JOHNSON CITY, Tenn. (WJHL) — New research completed by East Tennessee State University (ETSU) alumni suggests beavers have been changing the forests and rivers of North America for the last seven million years, the university announced on Monday.

According to ETSU, the research comes from a study published in the journal “Palaeontologia Electronica” by Kelly Lubbers, bonebed paleontologist at The Mammoth Site in South Dakota and an alumnus of ETSU’s paleontology master’s program, and Dr. Joshua Samuels, associate professor in the ETSU Department of Geosciences and curator at the Gray Fossil Site & Museum.

The modern beaver in North America belongs to the Castor canadensis species and is often compared to the extinct Castor californicus species.

The two species are very similar and some researchers have questioned whether they are truly distinct species, ETSU stated in a release. The main factor that distinguishes the two is their size as the extinct C. californicus species was reportedly larger.

“Size alone is not a good metric for distinguishing species,” said Lubbers. “We wanted to take a closer look and see if we could find any other similarities or differences that might tell us if they really should be considered different species.”

The team of researchers conducted measurements on over 120 beaver specimens from across North America.
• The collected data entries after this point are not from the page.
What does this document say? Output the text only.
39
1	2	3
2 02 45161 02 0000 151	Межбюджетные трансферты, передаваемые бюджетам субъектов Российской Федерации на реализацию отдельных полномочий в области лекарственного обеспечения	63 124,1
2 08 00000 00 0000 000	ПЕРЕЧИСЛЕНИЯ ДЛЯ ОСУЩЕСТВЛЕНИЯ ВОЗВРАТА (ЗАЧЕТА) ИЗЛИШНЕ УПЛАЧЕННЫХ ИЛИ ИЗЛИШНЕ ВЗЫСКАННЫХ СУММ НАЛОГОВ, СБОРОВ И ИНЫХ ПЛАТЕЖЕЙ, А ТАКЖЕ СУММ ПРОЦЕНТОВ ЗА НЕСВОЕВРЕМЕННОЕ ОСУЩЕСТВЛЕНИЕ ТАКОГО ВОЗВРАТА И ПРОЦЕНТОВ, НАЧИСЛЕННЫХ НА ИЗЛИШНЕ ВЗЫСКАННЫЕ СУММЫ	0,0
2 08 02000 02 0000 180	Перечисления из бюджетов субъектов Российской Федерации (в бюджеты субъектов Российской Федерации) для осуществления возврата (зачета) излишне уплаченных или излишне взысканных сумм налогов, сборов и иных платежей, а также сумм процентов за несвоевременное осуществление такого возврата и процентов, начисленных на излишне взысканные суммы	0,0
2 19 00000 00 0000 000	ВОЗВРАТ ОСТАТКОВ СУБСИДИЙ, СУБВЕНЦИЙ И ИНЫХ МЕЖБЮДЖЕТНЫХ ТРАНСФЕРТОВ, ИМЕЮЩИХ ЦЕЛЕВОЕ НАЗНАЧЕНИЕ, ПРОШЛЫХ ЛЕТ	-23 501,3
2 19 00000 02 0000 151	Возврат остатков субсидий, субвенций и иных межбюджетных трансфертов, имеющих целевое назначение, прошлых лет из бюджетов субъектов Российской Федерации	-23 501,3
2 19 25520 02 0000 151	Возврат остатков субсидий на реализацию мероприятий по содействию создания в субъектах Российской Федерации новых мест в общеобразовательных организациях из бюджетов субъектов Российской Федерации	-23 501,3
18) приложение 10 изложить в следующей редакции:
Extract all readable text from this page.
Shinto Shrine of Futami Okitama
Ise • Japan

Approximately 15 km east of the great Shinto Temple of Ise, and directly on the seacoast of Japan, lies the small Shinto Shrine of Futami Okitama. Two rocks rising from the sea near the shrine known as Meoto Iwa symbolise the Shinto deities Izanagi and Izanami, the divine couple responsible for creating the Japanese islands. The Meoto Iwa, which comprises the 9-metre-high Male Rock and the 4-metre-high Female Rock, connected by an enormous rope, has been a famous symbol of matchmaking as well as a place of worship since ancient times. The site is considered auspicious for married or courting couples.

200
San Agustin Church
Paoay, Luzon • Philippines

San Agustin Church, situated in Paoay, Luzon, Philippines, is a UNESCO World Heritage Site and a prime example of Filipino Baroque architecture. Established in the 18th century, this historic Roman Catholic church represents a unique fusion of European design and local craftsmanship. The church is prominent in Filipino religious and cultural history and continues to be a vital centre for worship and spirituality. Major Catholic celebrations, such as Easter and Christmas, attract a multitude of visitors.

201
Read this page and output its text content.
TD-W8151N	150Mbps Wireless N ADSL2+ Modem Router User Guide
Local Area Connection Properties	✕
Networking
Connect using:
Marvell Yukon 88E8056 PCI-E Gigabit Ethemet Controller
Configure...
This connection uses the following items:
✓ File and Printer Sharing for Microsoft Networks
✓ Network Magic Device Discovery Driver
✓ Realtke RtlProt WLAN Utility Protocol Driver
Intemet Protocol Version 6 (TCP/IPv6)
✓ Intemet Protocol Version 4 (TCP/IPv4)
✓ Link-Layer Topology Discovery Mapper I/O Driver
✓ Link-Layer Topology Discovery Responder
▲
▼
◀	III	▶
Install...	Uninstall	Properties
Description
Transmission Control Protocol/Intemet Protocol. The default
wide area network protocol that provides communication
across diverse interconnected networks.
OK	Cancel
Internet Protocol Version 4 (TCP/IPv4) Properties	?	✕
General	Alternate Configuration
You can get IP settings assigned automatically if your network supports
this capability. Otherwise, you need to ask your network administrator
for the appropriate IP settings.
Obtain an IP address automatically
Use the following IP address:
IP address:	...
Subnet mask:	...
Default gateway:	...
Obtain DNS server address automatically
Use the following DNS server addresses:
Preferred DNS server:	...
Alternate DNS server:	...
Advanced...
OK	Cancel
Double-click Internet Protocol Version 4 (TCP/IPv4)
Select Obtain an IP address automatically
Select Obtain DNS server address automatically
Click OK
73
Results found only minor differences between the modern and extinct species, including overlap in body size, the release said.

The similarities indicate that the extinct beavers had a similar lifestyle to their modern relatives, suggesting that environments in North America have been shaped by beaver activity for seven million years, ETSU said.

“Based on our findings, I am quite confident that Castor californicus would have had a lifestyle and ecology indistinguishable from living beavers,” said Samuels.

Researchers said that more work will be needed to determine whether modern beavers represent the same species, including further study on particular parts of the beavers’ bodies.

“Castor californicus was initially described as a separate species based on its teeth,” said Lubbers. “I think by comparing the teeth of fossil and extant beavers, this will give us a better indication as to whether they really are separate species or not.”